Vin : feu vert de Bruxelles à des «prix d’orientation» pour le bio et le HVE
La Commission européenne estime, dans un avis publié le 15 juillet, que l'accord conclu entre les producteurs de vins et leurs acheteurs sur la fixation de prix d’orientation » pour les vins bio et HVE en Occitanie « respecte toutes les conditions de l'article 210 bis du règlement OCM ». Bruxelles donne donc, pour la première fois depuis l'entrée en vigueur du règlement en 2023, son feu vert à un tel accord, pour une durée de 2 ans. Celui-ci vise à inciter les producteurs à poursuivre leur production durable (HVE ou bio). Les prix d'orientation seront fixés à un niveau couvrant les coûts de production assortis d'une marge bénéficiaire pouvant atteindre 20 % de ces coûts. Ils seront fixés annuellement pour chaque référentiel et pour six cépages. Une demande d'avis concernant cet accord avait été adressée à la Commission européenne au mois de mars par l’interprofession InterOc pour les vins Pays d’Oc IGP. Dans le contexte actuel d’offre excédentaire importante, « de nombreux producteurs de vins biologiques et HVE sont moins rentables que les producteurs de vins conventionnels et pourraient soit se tourner vers la production conventionnelle, soit abandonner complètement la production viticole », justifie notamment la Commission européenne. D’autres bassins de production, comme la Nouvelle-Aquitaine et la Vallée du Rhône-Provence, seraient intéressés par ce dispositif.
Marchés mondiaux : la demande alimentaire mondiale va continuer de grossir (OCDE/FAO)
Au vu des projections démographiques, de croissance des revenus et d’urbanisation notamment dans les pays émergents, la consommation alimentaire mondiale devrait croître de 13 % dans les dix prochaines années, est-il estimé dans le rapport annuel de l'OCDE et de la FAO paru le 15 juillet. L’Inde et les pays d’Asie du Sud-Est, qui assurent l’essentiel de la croissance observée parmi les pays à revenu intermédiaire de la tranche inférieure, devraient compter pour 39 % de la consommation supplémentaire à l’horizon 2034, contre 32 % au cours des dix dernières années. À l’inverse, la Chine, qui a été l’un des principaux moteurs de la demande mondiale au cours de la décennie écoulée ne devrait contribuer qu’à hauteur de 13 % à la croissance de la consommation d’ici 2034, contre 32 % auparavant.
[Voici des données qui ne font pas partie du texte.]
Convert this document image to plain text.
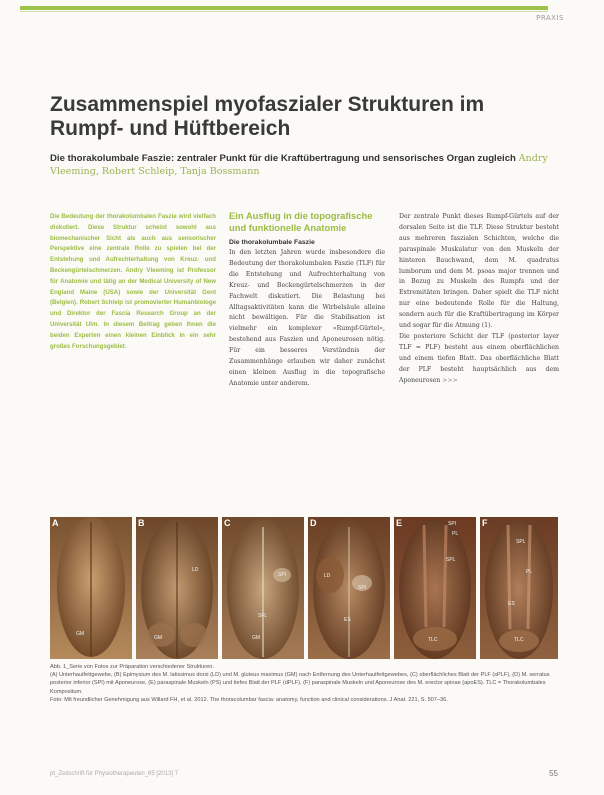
PRAXIS
Zusammenspiel myofaszialer Strukturen im
Rumpf- und Hüftbereich

Die thorakolumbale Faszie: zentraler Punkt für die Kraftübertragung und sensorisches Organ zugleich Andry Vleeming, Robert Schleip, Tanja Bossmann

Die Bedeutung der thorakolumbalen Faszie wird vielfach diskutiert. Diese Struktur scheint sowohl aus biomechanischer Sicht als auch aus sensorischer Perspektive eine zentrale Rolle zu spielen bei der Entstehung und Aufrechterhaltung von Kreuz- und Beckengürtelschmerzen. Andry Vleeming ist Professor für Anatomie und tätig an der Medical University of New England Maine (USA) sowie der Universität Gent (Belgien). Robert Schleip ist promovierter Humanbiologe und Direktor der Fascia Research Group an der Universität Ulm. In diesem Beitrag geben Ihnen die beiden Experten einen kleinen Einblick in ein sehr großes Forschungsgebiet.

Ein Ausflug in die topografische und funktionelle Anatomie
Die thorakolumbale Faszie

In den letzten Jahren wurde insbesondere die Bedeutung der thorakolumbalen Faszie (TLF) für die Entstehung und Aufrechterhaltung von Kreuz- und Beckengürtelschmerzen in der Fachwelt diskutiert. Die Belastung bei Alltagsaktivitäten kann die Wirbelsäule alleine nicht bewältigen. Für die Stabilisation ist vielmehr ein komplexer »Rumpf-Gürtel«, bestehend aus Faszien und Aponeurosen nötig. Für ein besseres Verständnis der Zusammenhänge erlauben wir daher zunächst einen kleinen Ausflug in die topografische Anatomie unter anderem.

Der zentrale Punkt dieses Rumpf-Gürtels auf der dorsalen Seite ist die TLF. Diese Struktur besteht aus mehreren faszialen Schichten, welche die paraspinale Muskulatur von den Muskeln der hinteren Bauchwand, dem M. quadratus lumborum und dem M. psoas major trennen und in Bezug zu Muskeln des Rumpfs und der Extremitäten bringen. Daher spielt die TLF nicht nur eine bedeutende Rolle für die Haltung, sondern auch für die Kraftübertragung im Körper und sogar für die Atmung (1).

Die posteriore Schicht der TLF (posterior layer TLF = PLF) besteht aus einem oberflächlichen und einem tiefen Blatt. Das oberflächliche Blatt der PLF besteht hauptsächlich aus dem Aponeurosen >>>

A
GM
B
LD
GM
C
SPI
SFL
GM
D
LD
SPI
ES
E	SPI
PL
SPL
TLC
F
SPL
PL
ES
TLC
Abb. 1_Serie von Fotos zur Präparation verschiedener Strukturen.
(A) Unterhautfettgewebe, (B) Epimysium des M. latissimus dorsi (LD) und M. gluteus maximus (GM) nach Entfernung des Unterhautfettgewebes, (C) oberflächliches Blatt der PLF (sPLF), (D) M. serratus posterior inferior (SPI) mit Aponeurose, (E) paraspinale Muskeln (PS) und tiefes Blatt der PLF (dPLF), (F) paraspinale Muskeln und Aponeurose des M. erector spinae (apoES). TLC = Thorakolumbales Kompositum.
Foto: Mit freundlicher Genehmigung aus Willard FH, et al. 2012. The thoracolumbar fascia: anatomy, function and clinical considerations. J Anat. 221, S. 507–36.
pt_Zeitschrift für Physiotherapeuten_65 [2013] 7	55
Pour y répondre, la production de l’agriculture et de la pêche devraient augmenter de 14 %. Or les gains de productivité n’y suffiront pas, tandis que les surfaces cultivées et la taille des troupeaux devraient augmenter, en particulier en Afrique et dans le sud de l’Asie, note le rapport, qui anticipe ainsi une hausse de 6 % des émissions de GES de l’agriculture sur ces dix années.